In her essay On Miniatures, Lia Purpura explores the various answers to the question why are miniature things so compelling? She clarifies early that by “miniature” she means any workable things on a very small scale. Among the various qualities that make miniatures compelling, Purpura includes these: miniatures are mysterious; they offer a different scale by which to measure ourselves; they are self-standing, complete entities; they are ambitious, practical, and intimate; and they encourage attention.
The author then relates an interesting experiment in which scientists at the University of Tennessee found that imagining oneself in a miniature spatial frame has the effect of time elongation, or a subjective sense of time slowing down with increasingly smaller space.
Lia Purpura ends her discussion of miniatures with the interesting conclusion that miniatures are self-sufficient; they don’t need us, and this independence in all their smallness is what draws us to them, like the attraction between a passionate lover and a distant beloved.

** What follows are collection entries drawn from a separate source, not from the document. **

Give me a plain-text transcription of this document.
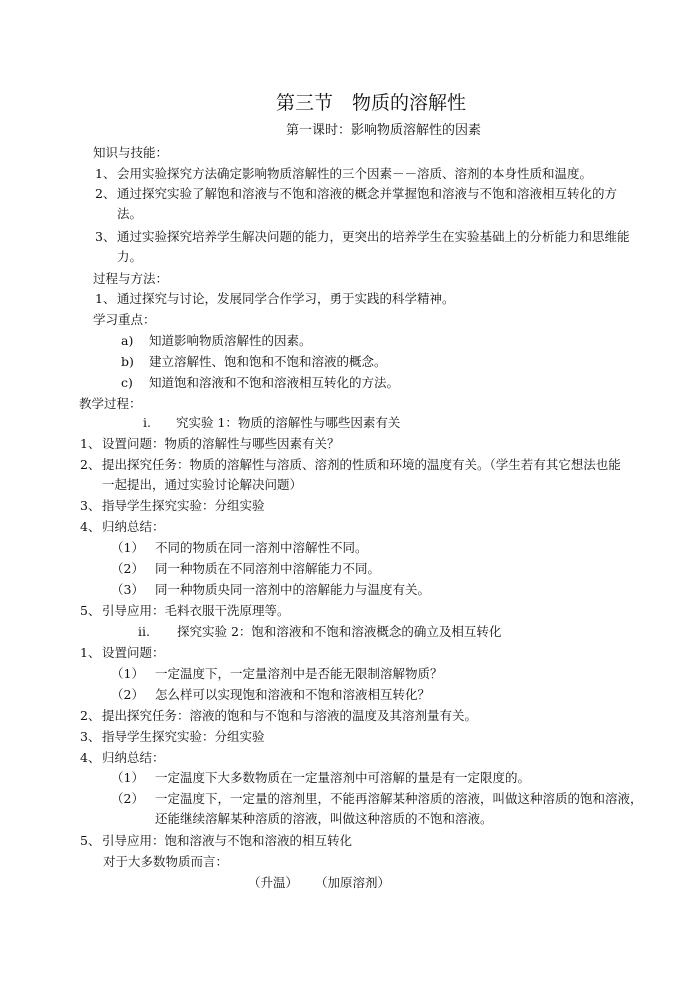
第三节　物质的溶解性
第一课时：影响物质溶解性的因素
知识与技能：
1、 会用实验探究方法确定影响物质溶解性的三个因素－－溶质、溶剂的本身性质和温度。
2、 通过探究实验了解饱和溶液与不饱和溶液的概念并掌握饱和溶液与不饱和溶液相互转化的方
法。
3、 通过实验探究培养学生解决问题的能力，更突出的培养学生在实验基础上的分析能力和思维能
力。
过程与方法：
1、 通过探究与讨论，发展同学合作学习，勇于实践的科学精神。
学习重点：
a) 知道影响物质溶解性的因素。
b) 建立溶解性、饱和饱和不饱和溶液的概念。
c) 知道饱和溶液和不饱和溶液相互转化的方法。
教学过程：
i. 究实验 1：物质的溶解性与哪些因素有关
1、 设置问题：物质的溶解性与哪些因素有关？
2、 提出探究任务：物质的溶解性与溶质、溶剂的性质和环境的温度有关。（学生若有其它想法也能
一起提出，通过实验讨论解决问题）
3、 指导学生探究实验：分组实验
4、 归纳总结：
（1） 不同的物质在同一溶剂中溶解性不同。
（2） 同一种物质在不同溶剂中溶解能力不同。
（3） 同一种物质央同一溶剂中的溶解能力与温度有关。
5、 引导应用：毛料衣服干洗原理等。
ii. 探究实验 2：饱和溶液和不饱和溶液概念的确立及相互转化
1、 设置问题：
（1） 一定温度下，一定量溶剂中是否能无限制溶解物质？
（2） 怎么样可以实现饱和溶液和不饱和溶液相互转化？
2、 提出探究任务：溶液的饱和与不饱和与溶液的温度及其溶剂量有关。
3、 指导学生探究实验：分组实验
4、 归纳总结：
（1） 一定温度下大多数物质在一定量溶剂中可溶解的量是有一定限度的。
（2） 一定温度下，一定量的溶剂里，不能再溶解某种溶质的溶液，叫做这种溶质的饱和溶液，
还能继续溶解某种溶质的溶液，叫做这种溶质的不饱和溶液。
5、 引导应用：饱和溶液与不饱和溶液的相互转化
对于大多数物质而言：
（升温） （加原溶剂）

Her essay is a decent reminder that in our own capacities as artists in any culture, we carve our own place in it regardless of how small our exposure. In our smallness, we can be uniquely valuable. And that we don’t have to look to the bigger scene and imagine us there; though t won’t be a sin to let our imagination wander there. But just don’t let it freeze there. Because that is where the soul of the artist dies a slow death.